Le Mouvement Desjardins annonce que les caisses populaires prévoient une diminution de l’ordre de 30 % de leurs centres de services et de leurs guichets automatiques d’ici le 31 décembre 2026.

La nouvelle rapportée en début de matinée, mercredi, par Le Soleil, a été confirmée à La Presse canadienne par courrier électronique.

Un porte-parole de Desjardins, Jean-Benoît Turcotti, explique que les conseils d’administration des caisses ont analysé l’utilisation de leurs centres de services et de leurs guichets automatiques.
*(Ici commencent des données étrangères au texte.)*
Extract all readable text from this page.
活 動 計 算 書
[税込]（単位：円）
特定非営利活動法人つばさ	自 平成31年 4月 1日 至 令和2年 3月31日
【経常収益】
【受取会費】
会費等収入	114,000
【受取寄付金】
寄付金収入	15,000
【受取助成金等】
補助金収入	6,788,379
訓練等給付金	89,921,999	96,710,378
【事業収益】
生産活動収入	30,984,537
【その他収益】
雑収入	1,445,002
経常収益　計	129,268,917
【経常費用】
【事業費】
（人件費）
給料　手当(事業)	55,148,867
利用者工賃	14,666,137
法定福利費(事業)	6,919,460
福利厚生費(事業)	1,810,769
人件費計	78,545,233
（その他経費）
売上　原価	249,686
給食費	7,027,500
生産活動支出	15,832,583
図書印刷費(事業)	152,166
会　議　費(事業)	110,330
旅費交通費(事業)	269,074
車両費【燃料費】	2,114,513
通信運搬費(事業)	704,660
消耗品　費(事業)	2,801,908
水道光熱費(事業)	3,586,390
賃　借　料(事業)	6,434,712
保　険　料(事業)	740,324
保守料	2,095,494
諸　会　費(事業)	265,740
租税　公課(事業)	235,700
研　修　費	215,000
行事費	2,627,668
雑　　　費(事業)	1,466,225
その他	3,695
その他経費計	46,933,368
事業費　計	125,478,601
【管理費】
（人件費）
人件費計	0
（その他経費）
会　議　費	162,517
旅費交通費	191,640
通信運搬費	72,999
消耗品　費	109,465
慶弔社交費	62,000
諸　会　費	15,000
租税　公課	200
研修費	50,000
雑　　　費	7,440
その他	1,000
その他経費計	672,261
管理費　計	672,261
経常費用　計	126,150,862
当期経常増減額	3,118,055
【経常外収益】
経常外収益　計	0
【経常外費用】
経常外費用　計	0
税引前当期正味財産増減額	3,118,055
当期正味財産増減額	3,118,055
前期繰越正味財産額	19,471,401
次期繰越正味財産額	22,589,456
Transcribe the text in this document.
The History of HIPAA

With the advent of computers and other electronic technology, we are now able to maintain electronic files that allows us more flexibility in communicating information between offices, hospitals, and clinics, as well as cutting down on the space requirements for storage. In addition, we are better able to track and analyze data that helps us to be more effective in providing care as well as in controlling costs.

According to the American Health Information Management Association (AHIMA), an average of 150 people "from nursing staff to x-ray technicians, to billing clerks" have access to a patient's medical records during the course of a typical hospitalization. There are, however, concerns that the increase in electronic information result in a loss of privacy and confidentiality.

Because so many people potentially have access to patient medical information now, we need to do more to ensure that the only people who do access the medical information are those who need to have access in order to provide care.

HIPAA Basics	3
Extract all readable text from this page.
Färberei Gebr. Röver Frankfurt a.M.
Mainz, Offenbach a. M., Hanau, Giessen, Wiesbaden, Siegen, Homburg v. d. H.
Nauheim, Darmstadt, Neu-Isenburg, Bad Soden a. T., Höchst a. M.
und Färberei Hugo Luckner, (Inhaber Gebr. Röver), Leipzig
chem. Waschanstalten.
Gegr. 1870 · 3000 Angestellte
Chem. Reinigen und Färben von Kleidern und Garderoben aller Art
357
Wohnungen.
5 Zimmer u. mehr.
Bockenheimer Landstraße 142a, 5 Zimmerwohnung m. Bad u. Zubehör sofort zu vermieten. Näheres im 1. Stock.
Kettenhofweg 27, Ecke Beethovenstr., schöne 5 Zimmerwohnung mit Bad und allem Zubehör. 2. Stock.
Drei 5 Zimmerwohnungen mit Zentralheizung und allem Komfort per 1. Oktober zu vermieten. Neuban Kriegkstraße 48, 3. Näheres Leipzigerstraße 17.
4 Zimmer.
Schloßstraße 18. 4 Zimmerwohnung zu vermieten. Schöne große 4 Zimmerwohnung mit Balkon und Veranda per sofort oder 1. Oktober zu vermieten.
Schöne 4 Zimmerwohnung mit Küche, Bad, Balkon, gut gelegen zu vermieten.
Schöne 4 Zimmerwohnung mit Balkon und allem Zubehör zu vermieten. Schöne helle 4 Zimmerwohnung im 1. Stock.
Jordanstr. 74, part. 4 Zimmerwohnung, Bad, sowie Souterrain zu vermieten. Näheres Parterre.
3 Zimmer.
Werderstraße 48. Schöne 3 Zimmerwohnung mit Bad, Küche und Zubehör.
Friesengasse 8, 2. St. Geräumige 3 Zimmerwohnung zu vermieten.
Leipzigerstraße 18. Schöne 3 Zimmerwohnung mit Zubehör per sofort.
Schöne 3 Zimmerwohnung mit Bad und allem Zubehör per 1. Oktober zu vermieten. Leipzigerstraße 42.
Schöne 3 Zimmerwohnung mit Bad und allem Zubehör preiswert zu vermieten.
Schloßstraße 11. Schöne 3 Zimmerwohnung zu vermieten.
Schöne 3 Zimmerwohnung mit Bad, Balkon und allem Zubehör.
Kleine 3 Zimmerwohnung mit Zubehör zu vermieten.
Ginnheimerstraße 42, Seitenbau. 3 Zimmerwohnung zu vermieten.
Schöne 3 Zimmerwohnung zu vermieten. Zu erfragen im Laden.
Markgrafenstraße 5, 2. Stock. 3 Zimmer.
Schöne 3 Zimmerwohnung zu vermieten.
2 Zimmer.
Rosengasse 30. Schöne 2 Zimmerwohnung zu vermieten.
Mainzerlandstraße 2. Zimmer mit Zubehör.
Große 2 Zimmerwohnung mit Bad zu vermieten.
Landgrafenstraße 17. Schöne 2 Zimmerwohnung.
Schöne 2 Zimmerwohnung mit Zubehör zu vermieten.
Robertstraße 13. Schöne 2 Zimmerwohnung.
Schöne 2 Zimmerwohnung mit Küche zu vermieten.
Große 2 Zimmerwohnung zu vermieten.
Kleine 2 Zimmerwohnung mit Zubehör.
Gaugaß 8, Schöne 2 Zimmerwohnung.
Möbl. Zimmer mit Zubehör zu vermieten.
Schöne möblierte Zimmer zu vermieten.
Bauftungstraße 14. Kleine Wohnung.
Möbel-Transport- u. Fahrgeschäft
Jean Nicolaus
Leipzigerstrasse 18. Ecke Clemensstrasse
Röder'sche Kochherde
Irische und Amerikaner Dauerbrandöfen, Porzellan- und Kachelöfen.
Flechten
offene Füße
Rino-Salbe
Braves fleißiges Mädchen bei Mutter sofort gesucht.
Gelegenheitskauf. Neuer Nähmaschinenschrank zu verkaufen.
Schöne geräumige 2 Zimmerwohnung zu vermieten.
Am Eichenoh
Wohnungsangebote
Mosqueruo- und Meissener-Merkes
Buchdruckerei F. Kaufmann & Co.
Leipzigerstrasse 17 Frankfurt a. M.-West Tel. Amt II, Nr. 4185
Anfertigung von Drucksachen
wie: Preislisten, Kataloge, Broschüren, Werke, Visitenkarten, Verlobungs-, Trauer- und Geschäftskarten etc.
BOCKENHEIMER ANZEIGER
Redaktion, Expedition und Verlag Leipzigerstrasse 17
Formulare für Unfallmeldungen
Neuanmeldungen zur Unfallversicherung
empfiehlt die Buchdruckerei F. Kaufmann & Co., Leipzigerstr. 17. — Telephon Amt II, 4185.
C’est à la suite de cette analyse et des prévisions actuelles des besoins des membres que les décisions ont été prises.

La décision des centres de services qui devront être fermés et des guichets automatiques qui seront retirés reviendra aux conseils d’administration des caisses. Desjardins estime qu’ils sont ceux qui sont les mieux placés pour prendre ces décisions puisqu’ils connaissent les besoins de leurs membres et de leurs milieux.

M. Turcotti signale que ces chiffres pourraient évoluer dans un sens ou dans l’autre en fonction de l’utilisation des services qui en est faite par les membres. Il ajoute que les membres souhaitent de plus en plus interagir avec Desjardins en utilisant les solutions numériques et que Desjardins doit trouver un équilibre entre l’évolution du réseau de centres de services et de guichets automatiques et les investissements requis dans le numérique.

Au 31 décembre 2023, l’utilisation des comptoirs aux caisses ne représentait plus que 1 % du volume transactionnel, alors que les guichets ne représentaient plus que 3 %, selon ce qu’affirme Desjardins.

Il y a deux mois, les caisses populaires ont mis fin à la possibilité pour les membres d’utiliser un livret pour la mise à jour de leurs transactions bancaires.

Il y a un mois, Desjardins comptait 669 centres de services et 1559 guichets automatiques au Québec et en Ontario.

 

Tenir compte des communautés

À Québec, le ministre des Finances, Eric Girard, a réagi à la nouvelle en soulignant sa confiance envers l’institution financière. « Ils exécutent un plan, c’est leur décision. Ce plan-là a été établi en 2015 et ils le poursuivent, mais ils doivent tenir compte de l’ensemble des parties prenantes. »

Chaque fermeture de point de service est « extrêmement difficile » pour la communauté touchée, a-t-il affirmé.

Les attentes de la population sont plus élevées envers Desjardins en raison de sa forte présence hors des grands centres, soulève Jean-Marc Thuotte, professeur enseignant au Département de finance de l’Université du Québec à Montréal. Mais ces nombreux points de services qui sont parfois en zones éloignées ont un coût, dit-il. « Et Desjardins, comme toute institution, se doit d’être rentable pour rester en vie. »

Sans compter qu’une majorité de Québécois ont désormais recours aux services financiers numériques, poursuit-il. Or, la minorité de gens qui n’a pas encore fait cette transition doit tout de même être accompagnée dans ce processus, affirme M. Thuotte.